Receiving Meteosat was a project created by chance. Talking with my colleague in QRL he told me he wants to receive meteosat images. I remembered that i heared of some radio amateurs that were receiving Meteosat. From this moment on it was my task to realize Meteosat reception. I must tell you that everything happened in autumn 1996. This time nobody of us had internet connection, so I had to get my information from the packet radio network and from books. Also our PCs had no soundcard, so we needed some converter hardware. When I had found the informations about the orbital position, the frequencies and modulation technique used by Meteosat, I made the first reception experiment with a spectrum analyzer and a horn antenna. There was nothing to see except noise. So we needed a better antenna and a preamplifier.

My colleague started the first attempt to build a preamplifier. It really brought 10 dB but only on the measuring equipment with proper 50 Ohm connection. On the antenna it began to oszillate. We decided to use commercial built Sat-Inline preamplifiers, that were available at a reasonable price.

At the same time I was building a simple decoder that would convert the WEFAX signals to RS232 signals that could be received with JVFAX, a DOS based software. I'm sorry that I don't have a better image of the first version that was built on a experimental PCB. The second version was built on a real PCB, but I was still not satisfied by the results, so I buyed a HARIFAX modem later.

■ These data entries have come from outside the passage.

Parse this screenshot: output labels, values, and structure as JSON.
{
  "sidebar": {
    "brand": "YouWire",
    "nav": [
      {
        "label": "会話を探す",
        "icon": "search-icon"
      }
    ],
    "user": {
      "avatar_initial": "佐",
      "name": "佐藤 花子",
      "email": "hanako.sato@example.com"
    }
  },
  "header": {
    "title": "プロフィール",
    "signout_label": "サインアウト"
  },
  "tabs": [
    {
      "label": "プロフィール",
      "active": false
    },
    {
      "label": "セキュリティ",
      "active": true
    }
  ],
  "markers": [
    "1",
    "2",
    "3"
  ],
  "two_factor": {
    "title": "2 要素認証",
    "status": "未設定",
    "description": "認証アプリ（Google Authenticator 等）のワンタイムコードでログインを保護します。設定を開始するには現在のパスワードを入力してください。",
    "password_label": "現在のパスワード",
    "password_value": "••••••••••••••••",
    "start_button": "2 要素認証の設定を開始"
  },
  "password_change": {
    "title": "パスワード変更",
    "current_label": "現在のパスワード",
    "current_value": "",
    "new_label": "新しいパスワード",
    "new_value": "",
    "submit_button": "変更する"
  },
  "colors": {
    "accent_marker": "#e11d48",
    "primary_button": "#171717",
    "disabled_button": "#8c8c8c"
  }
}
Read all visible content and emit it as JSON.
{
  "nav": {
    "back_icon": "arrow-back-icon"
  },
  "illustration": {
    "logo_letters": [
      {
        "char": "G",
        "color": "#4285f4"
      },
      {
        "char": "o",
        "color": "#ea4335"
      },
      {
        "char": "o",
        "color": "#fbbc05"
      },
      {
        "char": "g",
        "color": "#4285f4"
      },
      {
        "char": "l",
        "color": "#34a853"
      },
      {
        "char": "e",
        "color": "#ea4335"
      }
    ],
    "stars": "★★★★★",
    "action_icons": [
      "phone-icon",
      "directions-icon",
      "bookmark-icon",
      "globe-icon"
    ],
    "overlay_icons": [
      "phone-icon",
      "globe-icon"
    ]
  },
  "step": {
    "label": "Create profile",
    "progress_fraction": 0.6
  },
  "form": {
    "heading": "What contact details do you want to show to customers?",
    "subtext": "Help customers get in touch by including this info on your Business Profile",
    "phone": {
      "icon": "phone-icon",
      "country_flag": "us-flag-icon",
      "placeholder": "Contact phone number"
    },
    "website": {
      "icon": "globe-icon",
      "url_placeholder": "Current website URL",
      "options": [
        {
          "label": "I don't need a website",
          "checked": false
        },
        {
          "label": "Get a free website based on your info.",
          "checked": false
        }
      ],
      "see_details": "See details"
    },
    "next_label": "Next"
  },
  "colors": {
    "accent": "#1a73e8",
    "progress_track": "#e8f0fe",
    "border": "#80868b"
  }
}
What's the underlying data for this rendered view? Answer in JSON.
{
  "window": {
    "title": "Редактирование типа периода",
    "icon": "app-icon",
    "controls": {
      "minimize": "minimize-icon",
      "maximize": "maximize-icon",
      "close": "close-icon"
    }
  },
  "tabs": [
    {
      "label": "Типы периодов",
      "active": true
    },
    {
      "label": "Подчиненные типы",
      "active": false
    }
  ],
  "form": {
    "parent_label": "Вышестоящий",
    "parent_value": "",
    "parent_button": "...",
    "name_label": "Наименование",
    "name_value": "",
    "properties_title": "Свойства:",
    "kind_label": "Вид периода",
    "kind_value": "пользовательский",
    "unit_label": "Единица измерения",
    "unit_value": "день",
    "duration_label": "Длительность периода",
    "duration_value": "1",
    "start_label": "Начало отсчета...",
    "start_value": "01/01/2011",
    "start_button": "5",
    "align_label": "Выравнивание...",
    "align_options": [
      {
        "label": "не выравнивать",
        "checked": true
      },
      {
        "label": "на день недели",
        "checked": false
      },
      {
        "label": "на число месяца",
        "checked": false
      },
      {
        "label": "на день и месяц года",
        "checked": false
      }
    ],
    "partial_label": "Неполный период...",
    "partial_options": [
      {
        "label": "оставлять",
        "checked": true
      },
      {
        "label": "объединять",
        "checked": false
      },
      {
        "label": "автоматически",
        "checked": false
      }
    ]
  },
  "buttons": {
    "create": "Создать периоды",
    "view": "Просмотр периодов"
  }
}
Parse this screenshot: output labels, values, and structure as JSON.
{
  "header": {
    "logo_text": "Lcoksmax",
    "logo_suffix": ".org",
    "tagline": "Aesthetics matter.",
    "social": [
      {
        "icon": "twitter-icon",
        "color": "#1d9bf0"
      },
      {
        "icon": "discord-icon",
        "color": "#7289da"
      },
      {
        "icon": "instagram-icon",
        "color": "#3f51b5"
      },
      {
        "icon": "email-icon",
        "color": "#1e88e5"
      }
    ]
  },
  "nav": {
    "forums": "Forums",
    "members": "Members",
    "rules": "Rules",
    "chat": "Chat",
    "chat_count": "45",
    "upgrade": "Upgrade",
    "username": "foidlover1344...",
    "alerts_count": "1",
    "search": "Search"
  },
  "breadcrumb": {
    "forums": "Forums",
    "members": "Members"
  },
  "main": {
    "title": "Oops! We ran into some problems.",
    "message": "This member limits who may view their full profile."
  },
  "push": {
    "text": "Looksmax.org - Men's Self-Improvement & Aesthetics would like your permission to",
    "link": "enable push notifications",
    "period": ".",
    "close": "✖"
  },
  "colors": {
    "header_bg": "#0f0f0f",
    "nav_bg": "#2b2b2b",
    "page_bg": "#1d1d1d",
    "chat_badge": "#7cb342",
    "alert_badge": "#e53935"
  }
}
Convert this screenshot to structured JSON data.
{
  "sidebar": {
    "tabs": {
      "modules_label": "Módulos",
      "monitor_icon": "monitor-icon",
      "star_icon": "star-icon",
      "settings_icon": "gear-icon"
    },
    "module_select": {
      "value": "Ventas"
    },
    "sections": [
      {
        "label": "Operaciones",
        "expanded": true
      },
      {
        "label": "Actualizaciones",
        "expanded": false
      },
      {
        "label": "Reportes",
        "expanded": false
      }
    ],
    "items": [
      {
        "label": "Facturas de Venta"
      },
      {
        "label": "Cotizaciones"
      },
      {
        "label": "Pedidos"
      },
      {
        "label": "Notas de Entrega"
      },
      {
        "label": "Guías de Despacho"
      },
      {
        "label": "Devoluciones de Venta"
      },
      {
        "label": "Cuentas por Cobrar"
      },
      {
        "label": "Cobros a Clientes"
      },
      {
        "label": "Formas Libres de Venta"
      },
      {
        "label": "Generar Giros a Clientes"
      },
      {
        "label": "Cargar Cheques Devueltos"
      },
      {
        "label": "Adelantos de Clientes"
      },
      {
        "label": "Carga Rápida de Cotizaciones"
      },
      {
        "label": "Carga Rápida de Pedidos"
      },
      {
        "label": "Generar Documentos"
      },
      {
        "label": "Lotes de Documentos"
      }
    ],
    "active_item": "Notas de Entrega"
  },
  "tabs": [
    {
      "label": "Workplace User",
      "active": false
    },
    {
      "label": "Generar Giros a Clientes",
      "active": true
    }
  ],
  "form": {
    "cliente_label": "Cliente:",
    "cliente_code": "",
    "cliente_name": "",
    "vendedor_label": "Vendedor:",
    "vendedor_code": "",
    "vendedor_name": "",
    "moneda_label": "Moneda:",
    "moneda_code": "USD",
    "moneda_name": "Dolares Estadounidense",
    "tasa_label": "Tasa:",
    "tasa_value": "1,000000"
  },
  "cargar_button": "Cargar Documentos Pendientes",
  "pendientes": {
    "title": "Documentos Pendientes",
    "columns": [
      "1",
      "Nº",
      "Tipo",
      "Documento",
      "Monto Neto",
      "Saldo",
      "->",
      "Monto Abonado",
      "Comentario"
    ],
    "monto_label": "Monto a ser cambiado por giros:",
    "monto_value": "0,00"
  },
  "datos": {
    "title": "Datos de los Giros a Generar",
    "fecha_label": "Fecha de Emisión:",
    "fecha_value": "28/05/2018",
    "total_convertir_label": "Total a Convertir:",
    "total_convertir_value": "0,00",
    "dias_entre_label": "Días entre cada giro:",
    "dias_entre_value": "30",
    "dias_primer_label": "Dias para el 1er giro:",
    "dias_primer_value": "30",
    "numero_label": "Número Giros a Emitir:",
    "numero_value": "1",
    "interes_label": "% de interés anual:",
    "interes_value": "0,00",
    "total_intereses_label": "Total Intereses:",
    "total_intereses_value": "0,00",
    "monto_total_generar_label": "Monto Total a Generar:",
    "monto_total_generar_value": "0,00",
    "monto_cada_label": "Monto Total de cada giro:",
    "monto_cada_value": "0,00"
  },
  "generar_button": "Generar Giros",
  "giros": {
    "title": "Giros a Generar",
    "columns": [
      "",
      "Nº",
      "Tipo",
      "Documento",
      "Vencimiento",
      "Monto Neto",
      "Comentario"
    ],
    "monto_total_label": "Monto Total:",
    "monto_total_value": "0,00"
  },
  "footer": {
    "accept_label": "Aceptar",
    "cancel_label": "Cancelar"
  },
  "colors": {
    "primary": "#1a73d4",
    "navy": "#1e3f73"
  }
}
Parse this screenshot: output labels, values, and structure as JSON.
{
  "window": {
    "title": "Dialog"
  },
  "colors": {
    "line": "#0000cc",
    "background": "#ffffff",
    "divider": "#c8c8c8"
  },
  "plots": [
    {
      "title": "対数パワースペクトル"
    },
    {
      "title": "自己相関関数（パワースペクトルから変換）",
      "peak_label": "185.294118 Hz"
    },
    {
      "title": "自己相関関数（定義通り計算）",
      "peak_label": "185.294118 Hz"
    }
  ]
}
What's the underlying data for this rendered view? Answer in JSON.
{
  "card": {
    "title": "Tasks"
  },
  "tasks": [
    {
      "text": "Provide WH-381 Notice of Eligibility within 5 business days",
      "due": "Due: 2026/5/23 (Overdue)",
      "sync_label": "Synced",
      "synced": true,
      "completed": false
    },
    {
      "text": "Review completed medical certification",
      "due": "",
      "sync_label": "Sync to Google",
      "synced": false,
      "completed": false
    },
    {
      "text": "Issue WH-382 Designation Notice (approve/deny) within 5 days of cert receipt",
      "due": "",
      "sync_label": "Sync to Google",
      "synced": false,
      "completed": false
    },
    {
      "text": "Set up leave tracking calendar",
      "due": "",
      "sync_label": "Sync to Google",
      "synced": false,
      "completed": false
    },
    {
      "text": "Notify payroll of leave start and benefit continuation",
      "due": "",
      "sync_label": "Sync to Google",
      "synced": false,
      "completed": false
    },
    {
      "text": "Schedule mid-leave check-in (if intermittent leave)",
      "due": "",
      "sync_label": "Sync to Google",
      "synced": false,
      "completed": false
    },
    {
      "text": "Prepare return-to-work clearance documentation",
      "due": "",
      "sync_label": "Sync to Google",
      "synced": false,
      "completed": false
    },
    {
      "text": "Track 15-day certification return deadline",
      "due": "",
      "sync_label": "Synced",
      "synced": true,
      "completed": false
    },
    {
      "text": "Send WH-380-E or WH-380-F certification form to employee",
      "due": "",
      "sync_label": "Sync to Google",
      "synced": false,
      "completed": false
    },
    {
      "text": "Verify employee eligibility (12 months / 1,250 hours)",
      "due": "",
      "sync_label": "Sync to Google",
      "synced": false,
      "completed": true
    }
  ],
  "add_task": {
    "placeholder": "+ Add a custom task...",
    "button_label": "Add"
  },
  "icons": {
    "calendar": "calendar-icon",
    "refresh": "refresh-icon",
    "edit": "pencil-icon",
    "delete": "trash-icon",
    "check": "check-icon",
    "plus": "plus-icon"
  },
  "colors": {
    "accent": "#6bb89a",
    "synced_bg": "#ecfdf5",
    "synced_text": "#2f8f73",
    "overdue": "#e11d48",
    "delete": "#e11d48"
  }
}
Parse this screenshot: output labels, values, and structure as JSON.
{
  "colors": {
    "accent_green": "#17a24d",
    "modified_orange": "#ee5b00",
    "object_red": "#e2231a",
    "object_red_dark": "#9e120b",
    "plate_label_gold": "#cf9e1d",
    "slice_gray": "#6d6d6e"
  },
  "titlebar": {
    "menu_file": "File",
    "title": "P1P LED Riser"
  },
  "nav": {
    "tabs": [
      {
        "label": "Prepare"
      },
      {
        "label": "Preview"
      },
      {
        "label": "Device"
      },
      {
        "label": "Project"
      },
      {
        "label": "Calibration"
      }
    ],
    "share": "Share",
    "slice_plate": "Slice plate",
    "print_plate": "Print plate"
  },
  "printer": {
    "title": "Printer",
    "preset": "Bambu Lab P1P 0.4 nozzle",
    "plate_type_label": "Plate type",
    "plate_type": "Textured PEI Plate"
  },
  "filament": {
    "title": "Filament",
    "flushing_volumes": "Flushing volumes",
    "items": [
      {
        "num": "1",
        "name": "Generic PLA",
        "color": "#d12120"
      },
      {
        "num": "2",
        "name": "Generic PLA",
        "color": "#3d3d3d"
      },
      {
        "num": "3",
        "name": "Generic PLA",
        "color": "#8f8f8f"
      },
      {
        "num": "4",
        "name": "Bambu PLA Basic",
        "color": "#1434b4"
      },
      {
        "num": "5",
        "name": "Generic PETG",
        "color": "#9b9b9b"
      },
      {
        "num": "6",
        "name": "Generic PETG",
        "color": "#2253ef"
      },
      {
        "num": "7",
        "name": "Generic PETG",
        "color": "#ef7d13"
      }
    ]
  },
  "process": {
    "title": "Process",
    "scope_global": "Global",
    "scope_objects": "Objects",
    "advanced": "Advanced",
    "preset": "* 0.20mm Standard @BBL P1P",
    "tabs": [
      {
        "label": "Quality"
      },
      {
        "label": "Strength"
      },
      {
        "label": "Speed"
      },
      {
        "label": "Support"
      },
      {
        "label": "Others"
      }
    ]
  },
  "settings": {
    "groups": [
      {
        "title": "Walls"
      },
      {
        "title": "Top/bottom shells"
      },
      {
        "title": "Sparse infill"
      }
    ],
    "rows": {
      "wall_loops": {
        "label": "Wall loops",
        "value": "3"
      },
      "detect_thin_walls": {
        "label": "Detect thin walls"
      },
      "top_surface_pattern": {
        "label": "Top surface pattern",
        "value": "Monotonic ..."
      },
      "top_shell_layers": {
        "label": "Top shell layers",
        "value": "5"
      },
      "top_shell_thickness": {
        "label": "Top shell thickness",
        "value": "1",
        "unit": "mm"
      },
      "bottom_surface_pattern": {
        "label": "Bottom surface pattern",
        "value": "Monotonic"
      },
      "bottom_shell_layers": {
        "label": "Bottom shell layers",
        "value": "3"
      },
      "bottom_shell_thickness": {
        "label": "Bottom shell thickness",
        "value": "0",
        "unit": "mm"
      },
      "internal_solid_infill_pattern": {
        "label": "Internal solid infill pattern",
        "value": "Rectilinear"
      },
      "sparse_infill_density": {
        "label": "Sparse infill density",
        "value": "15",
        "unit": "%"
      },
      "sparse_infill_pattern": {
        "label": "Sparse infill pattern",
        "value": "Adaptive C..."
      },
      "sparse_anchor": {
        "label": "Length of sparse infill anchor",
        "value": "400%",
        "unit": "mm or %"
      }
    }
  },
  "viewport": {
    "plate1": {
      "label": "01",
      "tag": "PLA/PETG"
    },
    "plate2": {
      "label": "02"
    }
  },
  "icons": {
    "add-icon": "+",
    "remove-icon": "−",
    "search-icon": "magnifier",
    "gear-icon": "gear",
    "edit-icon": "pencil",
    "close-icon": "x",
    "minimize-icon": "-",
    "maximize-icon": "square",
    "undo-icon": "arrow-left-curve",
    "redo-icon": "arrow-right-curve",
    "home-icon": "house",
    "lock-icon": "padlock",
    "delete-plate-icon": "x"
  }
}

With the rapidly built decoder and the preamplifiers we received the first Meteosat image by ourselves. We were very happy, although the image quality was not very good.

The antenna we used was a 85cm offset dish and a coffee can feed.

Later I developed my receiving system further so I was able to make a presentation at the G-QRP meeting the 15th August 1998 on Masenberg in Styria.

Here I'm aligning the 60cm offset dish with the coffee can feed and directly connected Low noise preamplifier built by DB6NT.

AR5000 as RF-Receiver, Harifax Modem as converter and a !386! Notebook with JVFAX to receive Meteosat images.

The image quality had improved much since the early beginning and that with reduced antenna size.

More attempts and Setups:

I tried successfully also to receive Meteosat signals with a 35cm offset dish and the Coffee Can Feed with the attached DB6NT preamplifier. Of course the images were more noisy but still usable.

When I had realized the reception of Meteosat, I wanted to receive also Low earth orbiting weathersatellites. These are the russian Meteor and the american NOAA. This is an image from Meteor 3-5, the differences in brightness were specific for this satellite. On the upper end of the image you can see the snow-covered alps. The image was received in March 1998.

This is my actual antenne configuration on the balcony of my appartement. The two LNBs are for receiving ASTRA and Hotbird, the grey coffee can is intended to receive signals from the nearby 13cm and the provisoric mounted can is for receiving Meteosat.